Girl is attracted mostly to girls. Boy is attracted
primarily to boys. But girl is falling in love with boy. That’s the genderqueer
essence of this remarkable graphic novel, the engrossing story of two high
school outcasts who find solace and strength in each other’s company. Eulalie –
she prefers Eu – is a survivor in the school’s mean hallways. Asher, blessed
(and cursed) with an androgynous beauty, is every bully’s victim. And every
beating comes with a double terror – the stick-thin boy has an intense fear of
being touched. A shared passion for art at first connects the odd couple, and
their friendship deepens as Ash, urged along by Eu, comes out of his loner
shell and into his queer sexual sell – a self, to Eu’s dismay and despair, that
doesn’t, after all, include her. Merey’s dazzling style, combined with an
intricate narrative, results in work that is both an ebulliently graphic story
and a powerful young adult novel, a narrative about the ambiguity of love and
the shadings of queer.
Featured Excerpt
–I should just be a full-blown dyke and take advantage of
all this free advertising. Get myself a badass girlfriend. –So . . . why don’t
you? –Hmm . . . I had this girlfriend for a while, but it felt kinda weird.
Trent feels weird too though so . . . who knows? Maybe I’m more an Eddie Izzard
reversed. –An Eddie who? –Oh, he’s this Brit comedian dude who’s like . . . a
lesbo trapped in a man’s body. –So that would make you a gay guy trapped in a
girl’s body? –Something like that. –Sounds confusing. –Haha. Says you. –Hey,
I’m not confused!! –OK. So what do you call yourself? Gay? – . . . –Homo-flexible? Bi, mayhap? A guy who likes
sex with guys? A girlfag? –I don’t know. Why do I have to call it anything?

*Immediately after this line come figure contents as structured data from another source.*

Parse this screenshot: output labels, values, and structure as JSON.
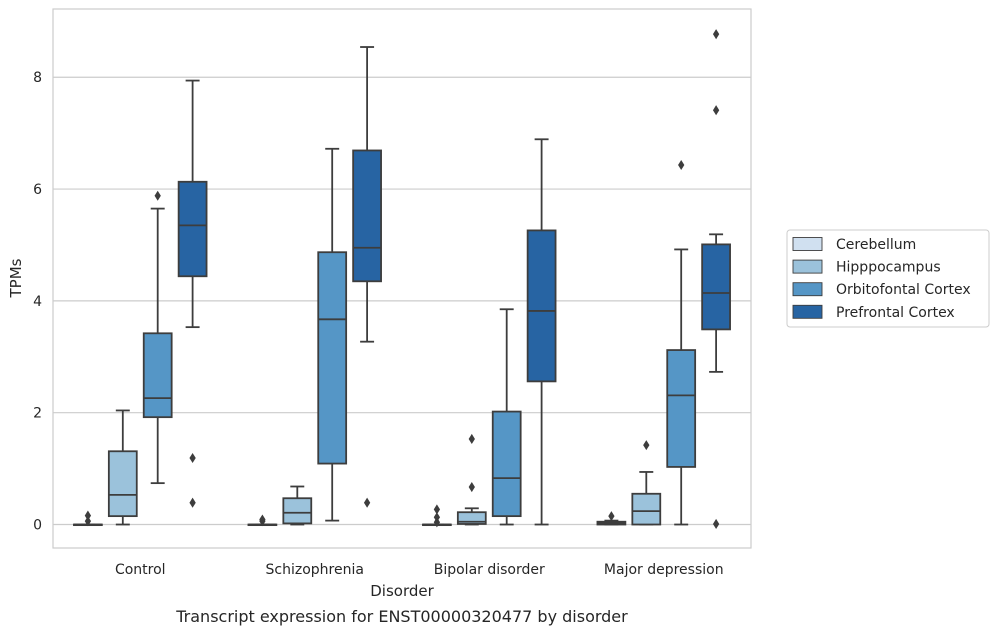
{
  "chart_data": {
    "type": "box",
    "title": "",
    "caption": "Transcript expression for ENST00000320477 by disorder",
    "xlabel": "Disorder",
    "ylabel": "TPMs",
    "ylim": [
      -0.42,
      9.22
    ],
    "yticks": [
      0,
      2,
      4,
      6,
      8
    ],
    "grid": "horizontal",
    "legend_position": "right",
    "categories": [
      "Control",
      "Schizophrenia",
      "Bipolar disorder",
      "Major depression"
    ],
    "series": [
      {
        "name": "Cerebellum",
        "color": "#d0e0f0",
        "boxes": [
          {
            "whislo": 0,
            "q1": 0,
            "med": 0,
            "q3": 0,
            "whishi": 0,
            "fliers": [
              0.06,
              0.16
            ]
          },
          {
            "whislo": 0,
            "q1": 0,
            "med": 0,
            "q3": 0,
            "whishi": 0,
            "fliers": [
              0.06,
              0.09
            ]
          },
          {
            "whislo": 0,
            "q1": 0,
            "med": 0,
            "q3": 0,
            "whishi": 0,
            "fliers": [
              0.04,
              0.13,
              0.27
            ]
          },
          {
            "whislo": 0,
            "q1": 0,
            "med": 0.02,
            "q3": 0.05,
            "whishi": 0.07,
            "fliers": [
              0.15
            ]
          }
        ]
      },
      {
        "name": "Hipppocampus",
        "color": "#9bc2db",
        "boxes": [
          {
            "whislo": 0,
            "q1": 0.15,
            "med": 0.53,
            "q3": 1.31,
            "whishi": 2.04,
            "fliers": []
          },
          {
            "whislo": 0,
            "q1": 0.02,
            "med": 0.21,
            "q3": 0.47,
            "whishi": 0.68,
            "fliers": []
          },
          {
            "whislo": 0,
            "q1": 0.01,
            "med": 0.05,
            "q3": 0.22,
            "whishi": 0.29,
            "fliers": [
              0.67,
              1.53
            ]
          },
          {
            "whislo": 0,
            "q1": 0.0,
            "med": 0.24,
            "q3": 0.55,
            "whishi": 0.94,
            "fliers": [
              1.42
            ]
          }
        ]
      },
      {
        "name": "Orbitofontal Cortex",
        "color": "#5596c6",
        "boxes": [
          {
            "whislo": 0.74,
            "q1": 1.92,
            "med": 2.26,
            "q3": 3.42,
            "whishi": 5.65,
            "fliers": [
              5.88
            ]
          },
          {
            "whislo": 0.07,
            "q1": 1.09,
            "med": 3.67,
            "q3": 4.87,
            "whishi": 6.72,
            "fliers": []
          },
          {
            "whislo": 0,
            "q1": 0.15,
            "med": 0.83,
            "q3": 2.02,
            "whishi": 3.85,
            "fliers": []
          },
          {
            "whislo": 0,
            "q1": 1.03,
            "med": 2.31,
            "q3": 3.12,
            "whishi": 4.92,
            "fliers": [
              6.43
            ]
          }
        ]
      },
      {
        "name": "Prefrontal Cortex",
        "color": "#2764a3",
        "boxes": [
          {
            "whislo": 3.53,
            "q1": 4.44,
            "med": 5.35,
            "q3": 6.13,
            "whishi": 7.94,
            "fliers": [
              0.39,
              1.19
            ]
          },
          {
            "whislo": 3.27,
            "q1": 4.35,
            "med": 4.95,
            "q3": 6.69,
            "whishi": 8.54,
            "fliers": [
              0.39
            ]
          },
          {
            "whislo": 0,
            "q1": 2.56,
            "med": 3.82,
            "q3": 5.26,
            "whishi": 6.89,
            "fliers": []
          },
          {
            "whislo": 2.73,
            "q1": 3.49,
            "med": 4.14,
            "q3": 5.01,
            "whishi": 5.19,
            "fliers": [
              0.01,
              7.41,
              8.77
            ]
          }
        ]
      }
    ]
  }
}
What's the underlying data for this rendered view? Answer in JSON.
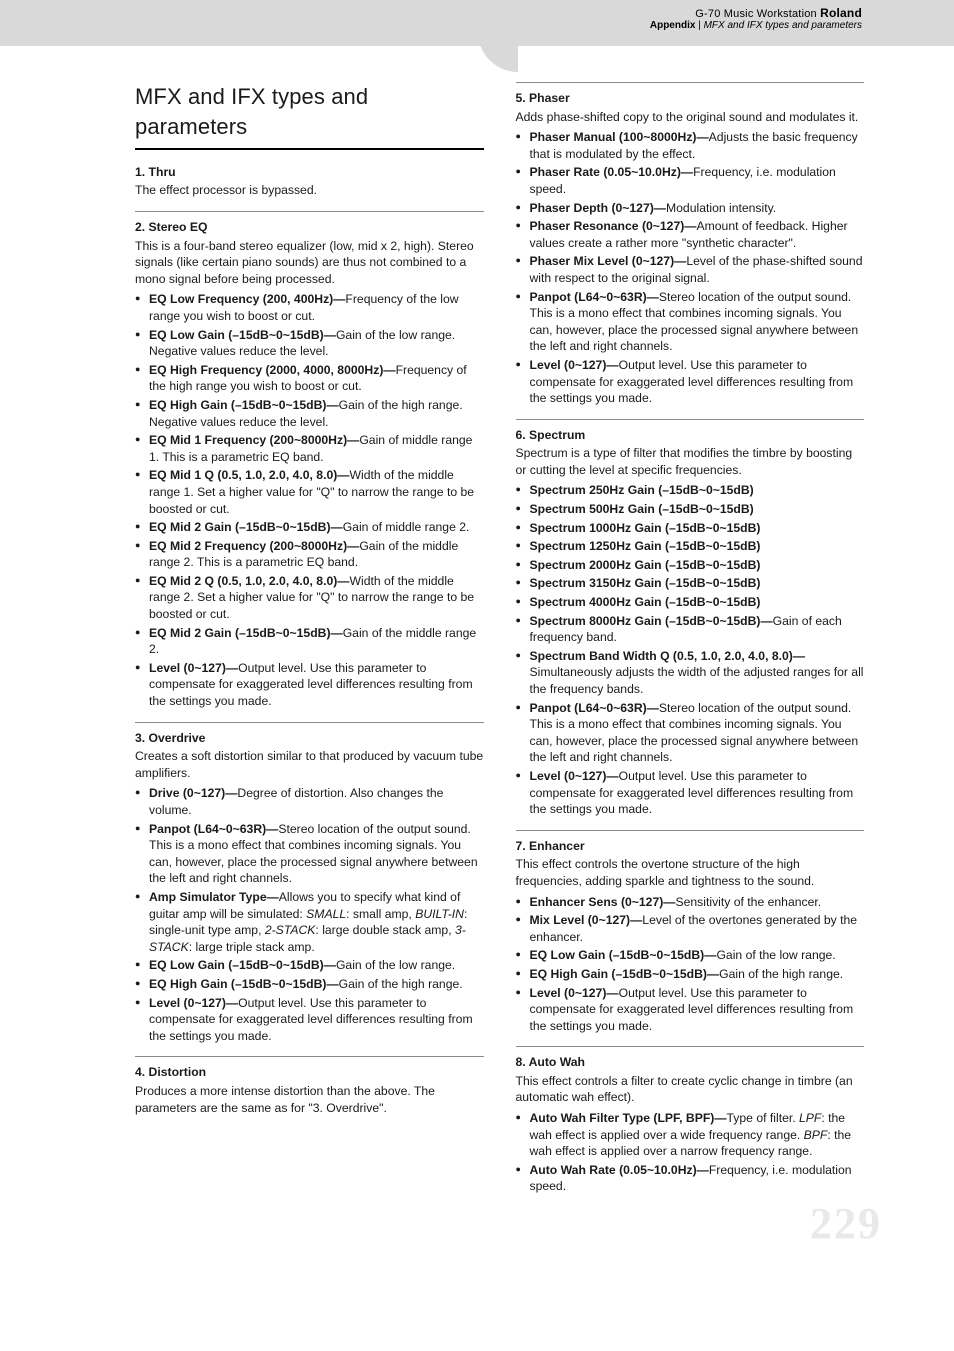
{
  "header": {
    "product": "G-70 Music Workstation",
    "brand": "Roland",
    "appendix": "Appendix",
    "breadcrumb": "MFX and IFX types and parameters"
  },
  "page_number": "229",
  "main_title": "MFX and IFX types and parameters",
  "left": {
    "sections": [
      {
        "id": "s1",
        "title": "1. Thru",
        "intro": "The effect processor is bypassed.",
        "params": []
      },
      {
        "id": "s2",
        "title": "2. Stereo EQ",
        "intro": "This is a four-band stereo equalizer (low, mid x 2, high). Stereo signals (like certain piano sounds) are thus not combined to a mono signal before being processed.",
        "params": [
          {
            "name": "EQ Low Frequency (200, 400Hz)—",
            "desc": "Frequency of the low range you wish to boost or cut."
          },
          {
            "name": "EQ Low Gain (–15dB~0~15dB)—",
            "desc": "Gain of the low range. Negative values reduce the level."
          },
          {
            "name": "EQ High Frequency (2000, 4000, 8000Hz)—",
            "desc": "Frequency of the high range you wish to boost or cut."
          },
          {
            "name": "EQ High Gain (–15dB~0~15dB)—",
            "desc": "Gain of the high range. Negative values reduce the level."
          },
          {
            "name": "EQ Mid 1 Frequency (200~8000Hz)—",
            "desc": "Gain of middle range 1. This is a parametric EQ band."
          },
          {
            "name": "EQ Mid 1 Q (0.5, 1.0, 2.0, 4.0, 8.0)—",
            "desc": "Width of the middle range 1. Set a higher value for \"Q\" to narrow the range to be boosted or cut."
          },
          {
            "name": "EQ Mid 2 Gain (–15dB~0~15dB)—",
            "desc": "Gain of middle range 2."
          },
          {
            "name": "EQ Mid 2 Frequency (200~8000Hz)—",
            "desc": "Gain of the middle range 2. This is a parametric EQ band."
          },
          {
            "name": "EQ Mid 2 Q (0.5, 1.0, 2.0, 4.0, 8.0)—",
            "desc": "Width of the middle range 2. Set a higher value for \"Q\" to narrow the range to be boosted or cut."
          },
          {
            "name": "EQ Mid 2 Gain (–15dB~0~15dB)—",
            "desc": "Gain of the middle range 2."
          },
          {
            "name": "Level (0~127)—",
            "desc": "Output level. Use this parameter to compensate for exaggerated level differences resulting from the settings you made."
          }
        ]
      },
      {
        "id": "s3",
        "title": "3. Overdrive",
        "intro": "Creates a soft distortion similar to that produced by vacuum tube amplifiers.",
        "params": [
          {
            "name": "Drive (0~127)—",
            "desc": "Degree of distortion. Also changes the volume."
          },
          {
            "name": "Panpot (L64~0~63R)—",
            "desc": "Stereo location of the output sound. This is a mono effect that combines incoming signals. You can, however, place the processed signal anywhere between the left and right channels."
          },
          {
            "name": "Amp Simulator Type—",
            "desc_html": "Allows you to specify what kind of guitar amp will be simulated: <span class=\"em\">SMALL</span>: small amp, <span class=\"em\">BUILT-IN</span>: single-unit type amp, <span class=\"em\">2-STACK</span>: large double stack amp, <span class=\"em\">3-STACK</span>: large triple stack amp."
          },
          {
            "name": "EQ Low Gain (–15dB~0~15dB)—",
            "desc": "Gain of the low range."
          },
          {
            "name": "EQ High Gain (–15dB~0~15dB)—",
            "desc": "Gain of the high range."
          },
          {
            "name": "Level (0~127)—",
            "desc": "Output level. Use this parameter to compensate for exaggerated level differences resulting from the settings you made."
          }
        ]
      },
      {
        "id": "s4",
        "title": "4. Distortion",
        "intro": "Produces a more intense distortion than the above. The parameters are the same as for \"3. Overdrive\".",
        "params": []
      }
    ]
  },
  "right": {
    "sections": [
      {
        "id": "s5",
        "title": "5. Phaser",
        "intro": "Adds phase-shifted copy to the original sound and modulates it.",
        "params": [
          {
            "name": "Phaser Manual (100~8000Hz)—",
            "desc": "Adjusts the basic frequency that is modulated by the effect."
          },
          {
            "name": "Phaser Rate (0.05~10.0Hz)—",
            "desc": "Frequency, i.e. modulation speed."
          },
          {
            "name": "Phaser Depth (0~127)—",
            "desc": "Modulation intensity."
          },
          {
            "name": "Phaser Resonance (0~127)—",
            "desc": "Amount of feedback. Higher values create a rather more \"synthetic character\"."
          },
          {
            "name": "Phaser Mix Level (0~127)—",
            "desc": "Level of the phase-shifted sound with respect to the original signal."
          },
          {
            "name": "Panpot (L64~0~63R)—",
            "desc": "Stereo location of the output sound. This is a mono effect that combines incoming signals. You can, however, place the processed signal anywhere between the left and right channels."
          },
          {
            "name": "Level (0~127)—",
            "desc": "Output level. Use this parameter to compensate for exaggerated level differences resulting from the settings you made."
          }
        ]
      },
      {
        "id": "s6",
        "title": "6. Spectrum",
        "intro": "Spectrum is a type of filter that modifies the timbre by boosting or cutting the level at specific frequencies.",
        "params": [
          {
            "name": "Spectrum 250Hz Gain (–15dB~0~15dB)",
            "desc": ""
          },
          {
            "name": "Spectrum 500Hz Gain (–15dB~0~15dB)",
            "desc": ""
          },
          {
            "name": "Spectrum 1000Hz Gain (–15dB~0~15dB)",
            "desc": ""
          },
          {
            "name": "Spectrum 1250Hz Gain (–15dB~0~15dB)",
            "desc": ""
          },
          {
            "name": "Spectrum 2000Hz Gain (–15dB~0~15dB)",
            "desc": ""
          },
          {
            "name": "Spectrum 3150Hz Gain (–15dB~0~15dB)",
            "desc": ""
          },
          {
            "name": "Spectrum 4000Hz Gain (–15dB~0~15dB)",
            "desc": ""
          },
          {
            "name": "Spectrum 8000Hz Gain (–15dB~0~15dB)—",
            "desc": "Gain of each frequency band."
          },
          {
            "name": "Spectrum Band Width Q (0.5, 1.0, 2.0, 4.0, 8.0)—",
            "desc": "Simultaneously adjusts the width of the adjusted ranges for all the frequency bands."
          },
          {
            "name": "Panpot (L64~0~63R)—",
            "desc": "Stereo location of the output sound. This is a mono effect that combines incoming signals. You can, however, place the processed signal anywhere between the left and right channels."
          },
          {
            "name": "Level (0~127)—",
            "desc": "Output level. Use this parameter to compensate for exaggerated level differences resulting from the settings you made."
          }
        ]
      },
      {
        "id": "s7",
        "title": "7. Enhancer",
        "intro": "This effect controls the overtone structure of the high frequencies, adding sparkle and tightness to the sound.",
        "params": [
          {
            "name": "Enhancer Sens (0~127)—",
            "desc": "Sensitivity of the enhancer."
          },
          {
            "name": "Mix Level (0~127)—",
            "desc": "Level of the overtones generated by the enhancer."
          },
          {
            "name": "EQ Low Gain (–15dB~0~15dB)—",
            "desc": "Gain of the low range."
          },
          {
            "name": "EQ High Gain (–15dB~0~15dB)—",
            "desc": "Gain of the high range."
          },
          {
            "name": "Level (0~127)—",
            "desc": "Output level. Use this parameter to compensate for exaggerated level differences resulting from the settings you made."
          }
        ]
      },
      {
        "id": "s8",
        "title": "8. Auto Wah",
        "intro": "This effect controls a filter to create cyclic change in timbre (an automatic wah effect).",
        "params": [
          {
            "name": "Auto Wah Filter Type (LPF, BPF)—",
            "desc_html": "Type of filter. <span class=\"em\">LPF</span>: the wah effect is applied over a wide frequency range. <span class=\"em\">BPF</span>: the wah effect is applied over a narrow frequency range."
          },
          {
            "name": "Auto Wah Rate (0.05~10.0Hz)—",
            "desc": "Frequency, i.e. modulation speed."
          }
        ]
      }
    ]
  }
}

– from a + e 4EVER, by I. Merey
Footnotes
Playwright Robert Patrick, a pioneering gay writer whose 80
or so plays have been produced on thousands of stages since 1964, will receive
the 2011 Artistic Achievement Award from The New York Innovative Theatre Awards
for his "significant artistic" contribution to the Off-Off-Broadway theater
community. Actress Shirley Knight, who won a Tony in 1976 for her performance
in Patrick’s play, Kennedy’s Children, will accept on his behalf in New York
on Sept. 19; Patrick is now retired in Los Angeles. "The freedoms which Off-Off-Broadway helped win
for performing arts have changed theater,
movies and television worldwide," said Patrick. "To know that my work is
remembered is a staggering and humbling experience." Patrick’s The
Haunted Host premiered at the first Off-Off-Broadway theater, the Caffe Cino,
and three separate productions featured Harvey Fierstein of Torch Song
Trilogy fame. Patrick’s other work includes Blue is for Boys, the first play
about gay teenagers; The Trial of Socrates, the first play presented by the
City of New York; T-Shirts, which starred then-porn star Jack Wrangler;
Untold Decades, a gay history of America; and My Cup Runneth Over,
commissioned by Marlo Thomas as a vehicle for her and Lily Tomlin. Patrick’s
1998 novel, Temple Slave, is a fictionalized autobiography rooted in the
early years of gay theater and the Caffe Cino; his more overt and expansive
memoir, Film Moi: Narcissus in the Dark, was published online in 2009.
Richard Labonte has been reading, editing, selling, and writing about queer literature since the mid-’70s.